I was in El Salvador recently, and the talk was all about elections—ours and theirs. They were preparing for across-the-board voting, from the president down through legislative and municipal offices, the kind of potential housecleaning that comes along only once every 15 years.

And at the same time, Salvadorans were marveling at what had just happened here: An African American elected president for the first time in US history. On the wall in an emergency shelter near the frequently flooded Rio Lempa someone had tacked a photo, torn from a magazine, of a beaming Barack Obama, a symbol of the power of democracy and all its possibilities.

But I’m wondering now what Salvadorans—and others around the world struggling for their voices to be heard and their interests to be fairly represented—will think when they learn what the cost of that historic vote was. The New York Times reported last week that the Obama campaign raised a record $750 million. That’s three-quarters of a billion dollars, much of it raised on-line in small increments from voters hungry for change and energized by the idea that with the click of a mouse they could make a difference.

How much money is that? It’s about $100 million more than the entire gross domestic product for Gambia, which was $640 million in 2007, according to the World Bank. El Salvador’s GDP last year was $20.2 billion. Ethiopia’s was $19.39 billion. And Haiti’s was $6.41 billion.
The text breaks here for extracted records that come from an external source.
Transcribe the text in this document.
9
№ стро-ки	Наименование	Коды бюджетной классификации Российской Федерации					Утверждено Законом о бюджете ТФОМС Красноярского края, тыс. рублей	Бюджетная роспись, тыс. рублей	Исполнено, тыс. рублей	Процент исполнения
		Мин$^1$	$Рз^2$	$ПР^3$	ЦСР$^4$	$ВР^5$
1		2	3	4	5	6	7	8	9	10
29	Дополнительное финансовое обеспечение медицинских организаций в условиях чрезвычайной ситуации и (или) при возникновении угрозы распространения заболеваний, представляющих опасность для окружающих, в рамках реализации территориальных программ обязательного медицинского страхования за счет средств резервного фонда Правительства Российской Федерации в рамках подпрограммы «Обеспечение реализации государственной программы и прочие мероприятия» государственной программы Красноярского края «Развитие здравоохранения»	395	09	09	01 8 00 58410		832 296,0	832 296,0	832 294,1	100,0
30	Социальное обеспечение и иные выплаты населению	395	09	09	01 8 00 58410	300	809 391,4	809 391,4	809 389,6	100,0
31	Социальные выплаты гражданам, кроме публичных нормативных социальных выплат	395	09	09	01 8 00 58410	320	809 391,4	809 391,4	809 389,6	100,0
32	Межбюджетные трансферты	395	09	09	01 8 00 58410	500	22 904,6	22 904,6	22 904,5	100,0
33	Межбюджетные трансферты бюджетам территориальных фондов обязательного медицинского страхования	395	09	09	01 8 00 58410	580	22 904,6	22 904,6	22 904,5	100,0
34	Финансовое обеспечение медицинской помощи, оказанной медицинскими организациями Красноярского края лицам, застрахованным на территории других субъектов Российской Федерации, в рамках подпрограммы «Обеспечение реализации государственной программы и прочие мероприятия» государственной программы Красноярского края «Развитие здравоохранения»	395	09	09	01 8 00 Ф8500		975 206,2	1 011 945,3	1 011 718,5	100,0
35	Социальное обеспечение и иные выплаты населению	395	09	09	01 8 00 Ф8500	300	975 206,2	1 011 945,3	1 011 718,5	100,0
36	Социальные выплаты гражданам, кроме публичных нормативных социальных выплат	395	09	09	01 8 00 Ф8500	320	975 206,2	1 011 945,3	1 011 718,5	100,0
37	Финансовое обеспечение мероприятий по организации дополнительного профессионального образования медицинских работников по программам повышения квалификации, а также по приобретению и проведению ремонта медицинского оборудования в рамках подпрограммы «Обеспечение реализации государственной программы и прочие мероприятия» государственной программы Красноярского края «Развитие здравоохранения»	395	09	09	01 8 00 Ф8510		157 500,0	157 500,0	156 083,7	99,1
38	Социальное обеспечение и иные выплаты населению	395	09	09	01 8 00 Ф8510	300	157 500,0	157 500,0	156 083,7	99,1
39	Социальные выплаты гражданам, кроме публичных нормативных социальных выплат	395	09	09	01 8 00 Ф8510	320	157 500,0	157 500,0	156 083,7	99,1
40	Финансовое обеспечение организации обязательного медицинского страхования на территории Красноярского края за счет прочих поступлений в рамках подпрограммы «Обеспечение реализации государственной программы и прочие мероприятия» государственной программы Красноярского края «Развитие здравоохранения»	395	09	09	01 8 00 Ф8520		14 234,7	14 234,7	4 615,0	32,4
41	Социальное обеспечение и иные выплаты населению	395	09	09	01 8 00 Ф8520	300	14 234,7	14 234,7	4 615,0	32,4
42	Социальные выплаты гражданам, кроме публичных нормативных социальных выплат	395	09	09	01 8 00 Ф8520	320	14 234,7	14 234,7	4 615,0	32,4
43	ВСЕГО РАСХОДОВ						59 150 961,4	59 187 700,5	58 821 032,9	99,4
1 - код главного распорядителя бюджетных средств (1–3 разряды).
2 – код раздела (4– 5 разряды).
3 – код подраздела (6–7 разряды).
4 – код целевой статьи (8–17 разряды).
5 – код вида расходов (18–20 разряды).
John McCain’s campaign raised $345.6 million, according to the Federal Election Commission’s Web site. Add the two together and you begin to get a picture of the true cost of democracy in a country where people are more inclined to believe a sound bite than bother with the details—true or not—behind it.

Here in the US we talk a lot about exporting democracy and the value that will bring to the world. But what’s the truth behind all that preaching? To really be heard, you’ve got to buy a voice—and have astronomical sums to do it. Is that democracy? And is that the model we really want to export?